The grant money is funded by the U.S. Department of Education and the deadline to apply is Oct. 24.

CORPUS CHRISTI, Texas — Del Mar College is making it easier to pay for school in the Coastal Bend.

A new grant from the U.S. Department of Education's Higher Education Emergency Relief Fund II, or HEERF II, allows the two-year college to provide $800 to students for a three hour course, textbooks and other needs.

“Borrowing student loans is an epidemic that’s plagued the country for many, many years,” said Joseph Ruiz, director of financial aid services at Del Mar.

As universities around the country charge students enough to accumulate tens of thousands of dollars of debt on average, Del Mar is trying to change that with the new grant. It is not a loan, so students will not need to pay it back if they qualify.

“A lot of students fill out a FAFSA application and sometimes they're awarded a package that includes student loans," Ruiz said. "They accept everything, not realizing that a good portion of that financial aid package has to be paid back.”

Ruiz said you can save between $10,000-$14,000 over two years just by taking core curriculum classes at a two-year college instead of a four-year university. He said the $800 grant will help pay for one Del Mar course, textbooks, and provide extra money for other needs.

“We looked at what the average cost of tuition is, what the average cost of a book is, and then determined $800 should be enough to cover all of that,” Ruiz said.
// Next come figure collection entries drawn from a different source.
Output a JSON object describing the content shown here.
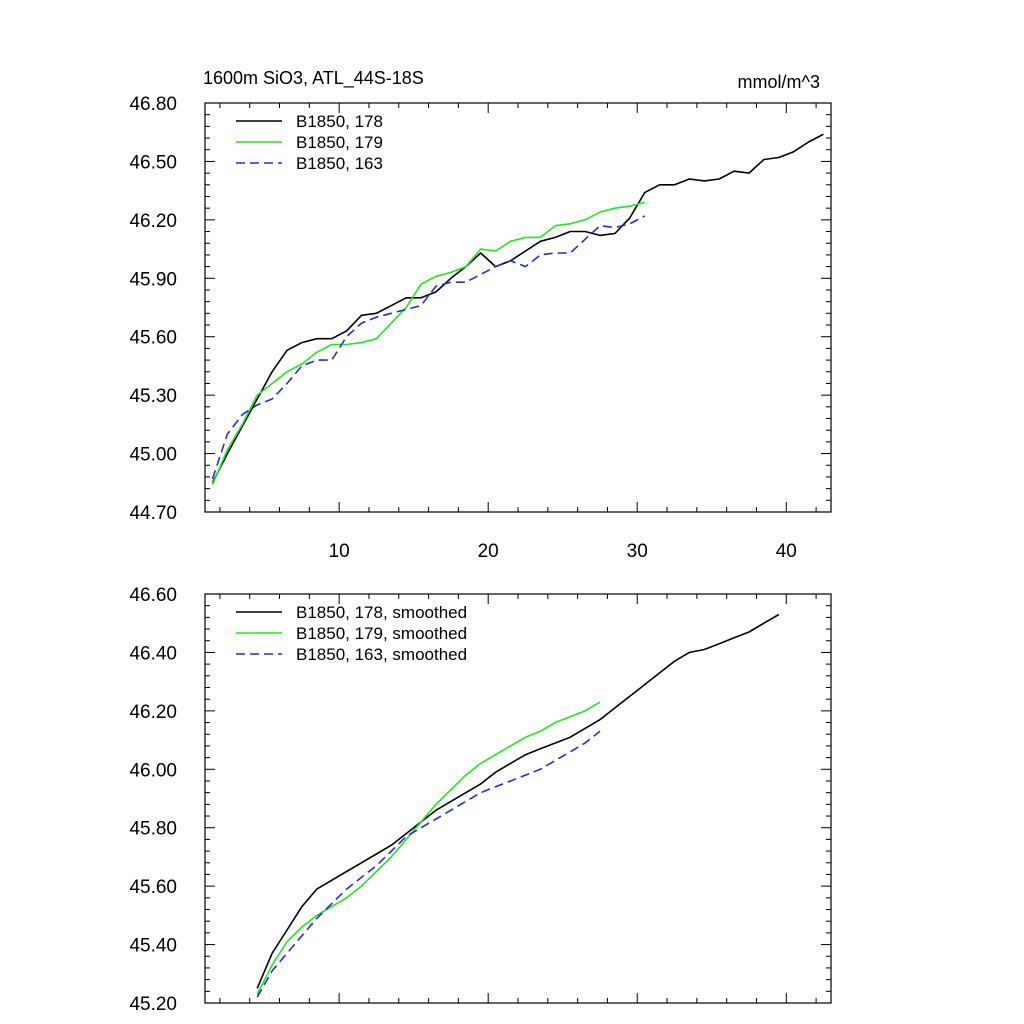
{
  "chart_data": [
    {
      "type": "line",
      "title": "1600m SiO3, ATL_44S-18S",
      "units": "mmol/m^3",
      "xlim": [
        1,
        43
      ],
      "ylim": [
        44.7,
        46.8
      ],
      "xticks": [
        10,
        20,
        30,
        40
      ],
      "xtick_labels": [
        "10",
        "20",
        "30",
        "40"
      ],
      "yticks": [
        44.7,
        45.0,
        45.3,
        45.6,
        45.9,
        46.2,
        46.5,
        46.8
      ],
      "ytick_labels": [
        "44.70",
        "45.00",
        "45.30",
        "45.60",
        "45.90",
        "46.20",
        "46.50",
        "46.80"
      ],
      "legend_position": "top-left",
      "series": [
        {
          "name": "B1850, 178",
          "color": "#000000",
          "dash": "solid",
          "x": [
            1.5,
            2.5,
            3.5,
            4.5,
            5.5,
            6.5,
            7.5,
            8.5,
            9.5,
            10.5,
            11.5,
            12.5,
            13.5,
            14.5,
            15.5,
            16.5,
            17.5,
            18.5,
            19.5,
            20.5,
            21.5,
            22.5,
            23.5,
            24.5,
            25.5,
            26.5,
            27.5,
            28.5,
            29.5,
            30.5,
            31.5,
            32.5,
            33.5,
            34.5,
            35.5,
            36.5,
            37.5,
            38.5,
            39.5,
            40.5,
            41.5,
            42.5
          ],
          "y": [
            44.85,
            45.0,
            45.14,
            45.28,
            45.42,
            45.53,
            45.57,
            45.59,
            45.59,
            45.63,
            45.71,
            45.72,
            45.76,
            45.8,
            45.8,
            45.83,
            45.9,
            45.96,
            46.03,
            45.96,
            45.99,
            46.04,
            46.09,
            46.11,
            46.14,
            46.14,
            46.12,
            46.13,
            46.21,
            46.34,
            46.38,
            46.38,
            46.41,
            46.4,
            46.41,
            46.45,
            46.44,
            46.51,
            46.52,
            46.55,
            46.6,
            46.64
          ]
        },
        {
          "name": "B1850, 179",
          "color": "#22e622",
          "dash": "solid",
          "x": [
            1.5,
            2.5,
            3.5,
            4.5,
            5.5,
            6.5,
            7.5,
            8.5,
            9.5,
            10.5,
            11.5,
            12.5,
            13.5,
            14.5,
            15.5,
            16.5,
            17.5,
            18.5,
            19.5,
            20.5,
            21.5,
            22.5,
            23.5,
            24.5,
            25.5,
            26.5,
            27.5,
            28.5,
            29.5,
            30.5
          ],
          "y": [
            44.84,
            45.02,
            45.15,
            45.3,
            45.36,
            45.42,
            45.46,
            45.52,
            45.56,
            45.56,
            45.57,
            45.59,
            45.67,
            45.75,
            45.87,
            45.91,
            45.93,
            45.96,
            46.05,
            46.04,
            46.09,
            46.11,
            46.11,
            46.17,
            46.18,
            46.2,
            46.24,
            46.26,
            46.27,
            46.29
          ]
        },
        {
          "name": "B1850, 163",
          "color": "#1f2fd6",
          "dash": "dashed",
          "x": [
            1.5,
            2.5,
            3.5,
            4.5,
            5.5,
            6.5,
            7.5,
            8.5,
            9.5,
            10.5,
            11.5,
            12.5,
            13.5,
            14.5,
            15.5,
            16.5,
            17.5,
            18.5,
            19.5,
            20.5,
            21.5,
            22.5,
            23.5,
            24.5,
            25.5,
            26.5,
            27.5,
            28.5,
            29.5,
            30.5
          ],
          "y": [
            44.87,
            45.1,
            45.2,
            45.25,
            45.28,
            45.36,
            45.45,
            45.48,
            45.48,
            45.6,
            45.67,
            45.7,
            45.72,
            45.74,
            45.76,
            45.86,
            45.88,
            45.88,
            45.92,
            45.96,
            45.99,
            45.96,
            46.02,
            46.03,
            46.03,
            46.1,
            46.17,
            46.16,
            46.18,
            46.22
          ]
        }
      ]
    },
    {
      "type": "line",
      "xlim": [
        1,
        43
      ],
      "ylim": [
        45.2,
        46.6
      ],
      "xticks": [
        10,
        20,
        30,
        40
      ],
      "yticks": [
        45.2,
        45.4,
        45.6,
        45.8,
        46.0,
        46.2,
        46.4,
        46.6
      ],
      "ytick_labels": [
        "45.20",
        "45.40",
        "45.60",
        "45.80",
        "46.00",
        "46.20",
        "46.40",
        "46.60"
      ],
      "legend_position": "top-left",
      "series": [
        {
          "name": "B1850, 178, smoothed",
          "color": "#000000",
          "dash": "solid",
          "x": [
            4.5,
            5.5,
            6.5,
            7.5,
            8.5,
            9.5,
            10.5,
            11.5,
            12.5,
            13.5,
            14.5,
            15.5,
            16.5,
            17.5,
            18.5,
            19.5,
            20.5,
            21.5,
            22.5,
            23.5,
            24.5,
            25.5,
            26.5,
            27.5,
            28.5,
            29.5,
            30.5,
            31.5,
            32.5,
            33.5,
            34.5,
            35.5,
            36.5,
            37.5,
            38.5,
            39.5
          ],
          "y": [
            45.25,
            45.37,
            45.45,
            45.53,
            45.59,
            45.62,
            45.65,
            45.68,
            45.71,
            45.74,
            45.78,
            45.82,
            45.86,
            45.89,
            45.92,
            45.95,
            45.99,
            46.02,
            46.05,
            46.07,
            46.09,
            46.11,
            46.14,
            46.17,
            46.21,
            46.25,
            46.29,
            46.33,
            46.37,
            46.4,
            46.41,
            46.43,
            46.45,
            46.47,
            46.5,
            46.53
          ]
        },
        {
          "name": "B1850, 179, smoothed",
          "color": "#22e622",
          "dash": "solid",
          "x": [
            4.5,
            5.5,
            6.5,
            7.5,
            8.5,
            9.5,
            10.5,
            11.5,
            12.5,
            13.5,
            14.5,
            15.5,
            16.5,
            17.5,
            18.5,
            19.5,
            20.5,
            21.5,
            22.5,
            23.5,
            24.5,
            25.5,
            26.5,
            27.5
          ],
          "y": [
            45.23,
            45.33,
            45.41,
            45.46,
            45.5,
            45.53,
            45.56,
            45.6,
            45.65,
            45.7,
            45.76,
            45.82,
            45.88,
            45.93,
            45.98,
            46.02,
            46.05,
            46.08,
            46.11,
            46.13,
            46.16,
            46.18,
            46.2,
            46.23
          ]
        },
        {
          "name": "B1850, 163, smoothed",
          "color": "#1f2fd6",
          "dash": "dashed",
          "x": [
            4.5,
            5.5,
            6.5,
            7.5,
            8.5,
            9.5,
            10.5,
            11.5,
            12.5,
            13.5,
            14.5,
            15.5,
            16.5,
            17.5,
            18.5,
            19.5,
            20.5,
            21.5,
            22.5,
            23.5,
            24.5,
            25.5,
            26.5,
            27.5
          ],
          "y": [
            45.22,
            45.31,
            45.37,
            45.43,
            45.49,
            45.54,
            45.59,
            45.63,
            45.67,
            45.72,
            45.77,
            45.8,
            45.83,
            45.86,
            45.89,
            45.92,
            45.94,
            45.96,
            45.98,
            46.0,
            46.03,
            46.06,
            46.09,
            46.13
          ]
        }
      ]
    }
  ]
}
Students like Dylan McKaig and Juan Castillo already accepted grants from Del Mar to pay for their associate degree. They said they have already seen the difference it makes for them.

“It helps me to where I don’t have to work as much," McKaig said. "And I can actually focus more on class and keep my grades high enough to pass.” 

For Castillo, the money left over after a grant pays for school and supplies can help pay for other expenses like his commute.

“I currently live in Aransas, that’s a 30-minute drive every time I have to come to school," Castillo said. "And so, it helps out because that covers some of the stuff I don’t need to pay for already—my books, my tools and everything—and I can focus on gas and food and things I need.”

Ruiz also said the more money students save early on their education, the more likely they are to continue on to a four-year university and pursue more advanced degrees.

You can apply online after registering for courses and the deadline to apply for the grant is October 24.